In my last post, I didn’t say anything about the film program in The O.P.E.N.. It’s a whole film festival unto itself, showing at the Projector, that wonderful little arthouse cinema that just opened last year on the upper levels of Golden Mile Tower. (They have regular screenings too – check out their offeringshere.)
It’s a pretty international program – the films are set in Chile, Iran, Ukraine, Russia, Poland, Portugal, Germany, France, Switzerland, Hungary, Belgium, Netherlands, Indonesia, Hong Kong and Macao. A few individual films even span more than one country.
What unites pretty much all of them, however, are themes of political violence. This isn’t a feel-good festival, folks. No rom-coms or animated shorts or gay coming-of-age dramas here: just straight-up oppression.
Sometimes the politics is happening up front and centre: Jean-Gabriel Périot’s A German Youth is about the birth of the militant Red Army Faction, and Joshua Oppenheimer’s The Act of Killing centres on the Indonesian genocide of suspected Communists.
Sometimes it’s happening more in the background, as Jafar Panahi and Mojtaba Mirtahmasb’s This Is Not a Film, about Panahi’s attempts to continue filmmaking while under house arrest. Sometimes it’s about the long shadow of historical violence, as in Isabelle Tollenaere’s Battles and Alexei German Jr’s Under Electric Clouds, which look at the scars of war on Europe.
And sometimes it’s more about how mankind is born unto trouble as the sparks fly upwards - Myroslav Slaboshpytsky’s The Tribe, set in a deaf boarding school where students set up their own violent criminal gangs. (I’m really keen to watch this one: it’s filmed entirely in Ukrainian Sign Language with no soundtrack or subtitles – in fact, the director’s banned anyone from showing with subtitles, even after his death. This silent world of hand gestures instead of verbalization is the point itself.)
So yeah, it looks like it’s gonna be a pretty cool festival. I do want to offer a touch of criticism, though.

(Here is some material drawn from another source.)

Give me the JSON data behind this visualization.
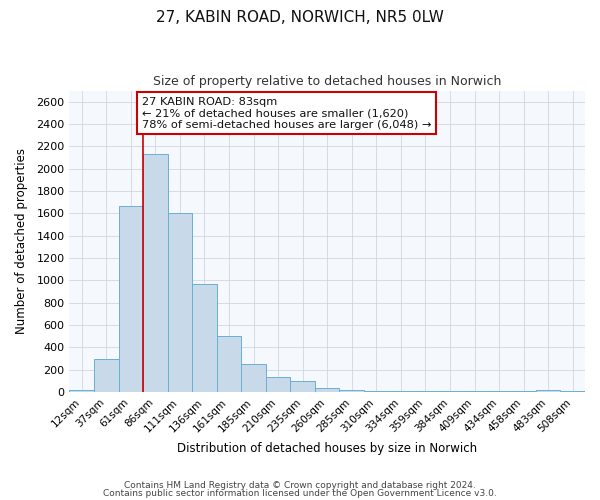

You see, aside from the makers of This Is Not a Film and the Pablo Larraín Trilogy, all the directors of the films in this festival are white folks from Europe. Sure, it’s nice that Eastern Europe is heavily represented, and that their eyes are often being cast on overlooked historical events in Indonesia and Macau, but what we’re being treated to is an explicitly white European perspective on the world.
But maybe that tends to happen in arts festivals anyway? It’s Europe, more than North America, that’s become the arbiter of avant-garde cultural taste, with artists touring from one former European Cultural Capital to another, their reputations growing until they end up in some postcolonial wannabe-creative-city like Singapore or Macau or Dubai.
(Seriously, that is how Ong Keng Sen sang the praises of Chilean theatre production The Imagination of the Future to us – it’s made it big across Europe, and now we’re finally playing it at the OPEN in Singapore. We ain’t a first-tier city for the arts just yet.)
On the other hand, the Singapore International Film Festival (and other similar gigs like the Southeast Asian Film Festival) has traditionally tended to focus on Asia, bringing directors from the region together for common dialogue and exchange. And as I’ve stated before, the OPEN is patently about internationalism, not nationalism.
And on the other other hand (yes, we’re a freakish three-handed creature now, live with it), the O.P.E.N. is about the future, not the past. And if our dear curators are assuming Europe – not Asia, Latin America or Africa – is gonna remain the centre of the cultural world for another century, then we need a bit of post-colonial counseling now, don’t we?